The deal includes a cash investment from TPG of $1.8 billion, and the new DIRECTV will hold $6.2 billion in debt. That gives AT&T a cash infusion of $7.6 billion and it can move $200 million of debt to the new company's books.
Giving up more for less
It's worth noting the spinoff will include the entirety of AT&T's U.S. pay-TV portfolio: DIRECTV, U-Verse, and AT&T TV.
AT&T TV folded in its over-the-top video subscribers from DIRECTV Now, which became AT&T TV Now, before AT&T stopped selling it. And while the digitally distributed pay-TV service has been shedding subscribers alongside AT&T's satellite and U-Verse subscribers, management had previously said it's an important part of its overarching video strategy. The company planned to use a single technology back end for AT&T TV and HBO Max, leading to greater operating leverage for the services.

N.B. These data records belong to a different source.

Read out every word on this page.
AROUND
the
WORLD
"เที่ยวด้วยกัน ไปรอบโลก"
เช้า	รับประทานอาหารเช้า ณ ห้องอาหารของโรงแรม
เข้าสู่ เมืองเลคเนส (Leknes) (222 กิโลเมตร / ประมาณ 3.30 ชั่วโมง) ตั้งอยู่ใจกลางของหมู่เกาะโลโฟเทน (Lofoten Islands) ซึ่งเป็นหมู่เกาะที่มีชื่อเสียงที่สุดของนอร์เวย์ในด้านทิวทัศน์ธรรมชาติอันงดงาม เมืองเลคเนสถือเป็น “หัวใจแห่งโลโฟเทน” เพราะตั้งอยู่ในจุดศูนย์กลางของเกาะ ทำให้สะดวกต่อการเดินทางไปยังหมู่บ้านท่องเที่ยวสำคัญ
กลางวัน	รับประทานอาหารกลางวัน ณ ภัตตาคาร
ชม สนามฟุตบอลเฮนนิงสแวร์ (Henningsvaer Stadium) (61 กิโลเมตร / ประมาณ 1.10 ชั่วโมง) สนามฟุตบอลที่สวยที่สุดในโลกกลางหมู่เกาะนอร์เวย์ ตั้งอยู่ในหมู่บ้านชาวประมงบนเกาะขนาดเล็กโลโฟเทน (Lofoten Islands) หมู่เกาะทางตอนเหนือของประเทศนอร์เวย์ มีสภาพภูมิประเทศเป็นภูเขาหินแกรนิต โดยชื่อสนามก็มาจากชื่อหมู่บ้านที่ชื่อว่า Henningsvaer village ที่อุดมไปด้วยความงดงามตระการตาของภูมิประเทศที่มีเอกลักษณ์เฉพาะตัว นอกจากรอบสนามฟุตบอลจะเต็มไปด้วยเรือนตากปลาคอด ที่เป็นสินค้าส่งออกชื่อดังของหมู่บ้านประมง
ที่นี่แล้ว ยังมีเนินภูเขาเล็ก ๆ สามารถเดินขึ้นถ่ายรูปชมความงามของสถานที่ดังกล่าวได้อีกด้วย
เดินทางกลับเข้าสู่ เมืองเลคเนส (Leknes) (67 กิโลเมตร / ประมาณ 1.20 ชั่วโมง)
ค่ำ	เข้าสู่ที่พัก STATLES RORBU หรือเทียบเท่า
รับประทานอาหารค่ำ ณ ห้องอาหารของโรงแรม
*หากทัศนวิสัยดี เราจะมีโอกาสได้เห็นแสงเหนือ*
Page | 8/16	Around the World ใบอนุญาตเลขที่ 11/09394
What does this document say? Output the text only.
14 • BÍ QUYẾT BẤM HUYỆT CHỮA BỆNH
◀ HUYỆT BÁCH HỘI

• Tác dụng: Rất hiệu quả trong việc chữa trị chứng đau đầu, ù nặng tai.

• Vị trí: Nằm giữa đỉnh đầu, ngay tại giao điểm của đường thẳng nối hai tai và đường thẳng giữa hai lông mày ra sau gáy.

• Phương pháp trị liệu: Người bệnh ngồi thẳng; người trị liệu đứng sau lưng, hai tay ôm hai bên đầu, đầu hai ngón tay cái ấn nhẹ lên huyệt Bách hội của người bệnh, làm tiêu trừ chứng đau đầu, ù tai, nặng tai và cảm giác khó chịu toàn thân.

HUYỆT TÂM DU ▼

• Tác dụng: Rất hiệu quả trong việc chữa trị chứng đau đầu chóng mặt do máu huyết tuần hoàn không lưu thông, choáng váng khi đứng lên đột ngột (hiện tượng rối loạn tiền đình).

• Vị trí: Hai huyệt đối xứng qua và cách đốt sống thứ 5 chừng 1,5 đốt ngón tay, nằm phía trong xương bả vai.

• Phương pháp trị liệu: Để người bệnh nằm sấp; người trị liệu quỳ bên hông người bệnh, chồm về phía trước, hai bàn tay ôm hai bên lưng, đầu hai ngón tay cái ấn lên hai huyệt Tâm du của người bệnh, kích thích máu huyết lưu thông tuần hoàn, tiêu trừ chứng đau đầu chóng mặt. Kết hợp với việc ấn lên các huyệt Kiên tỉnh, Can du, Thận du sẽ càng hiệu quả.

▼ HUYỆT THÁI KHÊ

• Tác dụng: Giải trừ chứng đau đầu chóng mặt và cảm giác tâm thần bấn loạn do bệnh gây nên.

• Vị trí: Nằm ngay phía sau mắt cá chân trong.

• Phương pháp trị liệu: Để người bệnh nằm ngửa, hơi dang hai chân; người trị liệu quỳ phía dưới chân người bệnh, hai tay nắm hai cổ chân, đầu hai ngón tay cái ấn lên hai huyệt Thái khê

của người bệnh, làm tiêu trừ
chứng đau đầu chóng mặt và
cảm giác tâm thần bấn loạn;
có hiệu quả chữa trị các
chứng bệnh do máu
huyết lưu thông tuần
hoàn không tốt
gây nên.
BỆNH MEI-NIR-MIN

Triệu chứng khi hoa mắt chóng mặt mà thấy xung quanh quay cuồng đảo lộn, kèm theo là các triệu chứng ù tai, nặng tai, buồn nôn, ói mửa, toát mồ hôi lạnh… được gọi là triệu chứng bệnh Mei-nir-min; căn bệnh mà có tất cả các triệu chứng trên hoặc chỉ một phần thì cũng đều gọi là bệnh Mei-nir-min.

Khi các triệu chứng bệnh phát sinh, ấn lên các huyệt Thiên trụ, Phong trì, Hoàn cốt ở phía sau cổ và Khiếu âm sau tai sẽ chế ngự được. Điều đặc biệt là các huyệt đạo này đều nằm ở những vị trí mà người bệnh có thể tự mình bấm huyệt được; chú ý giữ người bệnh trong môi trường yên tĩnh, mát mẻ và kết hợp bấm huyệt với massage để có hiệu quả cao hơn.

It looks like those plans are no longer in the cards, as AT&T had to give up the over-the-top service along with its traditional services to get a deal done. It's hard to fault TPG or any other investor for refusing to do a deal without it. Virtual multichannel video programming distributors (MVPDs) like AT&T TV hold the most promise in the pay-TV space, but even the most popular aren't immune to the overarching cord-cutting trend. With AT&T TV now part of the new DIRECTV spinoff, it complicates the matter of integrating the service with HBO Now.
AT&T needs the cash
AT&T remains committed to paying down its debt, but it also just committed $23 billion to the FCC for new spectrum licenses for its 5G network. It tapped Bank of America for a $15 billion loan to help pay for the spectrum, so the $7.8 billion net improvement coming to its balance sheet after the spinoff closes still won't even cover the new debt. AT&T will have to use its free cash flow to cover the excess, which means it may not de-lever at all this year.
Additionally, AT&T is investing in HBO Max, its premium streaming service. Management plans to expand the service to Latin America later this year, and it's also increasing content investments. At its 2019 investor day, management said it expects to spend an extra $2.5 billion on HBO Max in 2021 and lose $1 billion. The algebra may have changed this year, after AT&T made the decision to release its entire WarnerMedia film slate directly to HBO Max.
But the wireless business and HBO Max are the focus of the company going forward. And with the pay-TV business mostly out of the picture, management can actually provide the attention those two products require.